The payoff is decoupling: any MCP-speaking agent can discover and call any MCP server's tools without bespoke wiring, and the agent's own model-facing tool layer (Anthropic tool_use/tool_result, OpenAI tool_calls) is bridged to MCP's tools/call by the client runtime. MCP also goes beyond plain function calling — tools can declare an optional outputSchema and return structuredContent, pushing structured outputs across the wire. The protocol page, protocols-mcp.html, covers transports, discovery, and the rest of the surface.

Takeaways

  • Tool use is a contract: the model emits a structured request; your code executes and returns a result. The model never runs code itself.
  • A tool is a name + description + JSON Schema. The description drives selection quality as much as the schema drives input shape.
  • Field names differ by provider — Anthropic input_schema / tool_use / tool_result / is_error vs.
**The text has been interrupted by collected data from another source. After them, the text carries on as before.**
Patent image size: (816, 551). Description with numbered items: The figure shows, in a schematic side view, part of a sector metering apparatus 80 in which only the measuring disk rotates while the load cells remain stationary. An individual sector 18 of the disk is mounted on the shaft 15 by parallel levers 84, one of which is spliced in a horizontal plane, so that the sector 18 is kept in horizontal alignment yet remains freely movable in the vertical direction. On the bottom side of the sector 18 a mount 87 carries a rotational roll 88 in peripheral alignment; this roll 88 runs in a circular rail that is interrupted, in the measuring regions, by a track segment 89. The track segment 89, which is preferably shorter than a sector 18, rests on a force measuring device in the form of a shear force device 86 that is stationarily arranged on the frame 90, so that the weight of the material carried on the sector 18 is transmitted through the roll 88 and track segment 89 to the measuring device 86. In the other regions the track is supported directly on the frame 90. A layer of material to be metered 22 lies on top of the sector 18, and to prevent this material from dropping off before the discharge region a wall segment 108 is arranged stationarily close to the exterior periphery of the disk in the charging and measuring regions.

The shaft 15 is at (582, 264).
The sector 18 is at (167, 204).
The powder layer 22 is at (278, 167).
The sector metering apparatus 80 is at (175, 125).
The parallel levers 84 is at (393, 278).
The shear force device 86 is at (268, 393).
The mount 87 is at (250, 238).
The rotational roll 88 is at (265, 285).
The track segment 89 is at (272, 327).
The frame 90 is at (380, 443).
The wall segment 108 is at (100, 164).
OpenAI parameters / tool_calls (arguments as a JSON string) / role: "tool" — but the cycle is identical.
  • Parallel calls arrive as multiple tool_use blocks in one turn; return all results together in one message.
  • Structured outputs (strict: true, JSON-Schema response formats) reuse the same schema machinery to guarantee output shape.
  • MCP lifts per-app tool wiring into a standard (tools/list, tools/call, inputSchema, isError) so tools become portable across agents.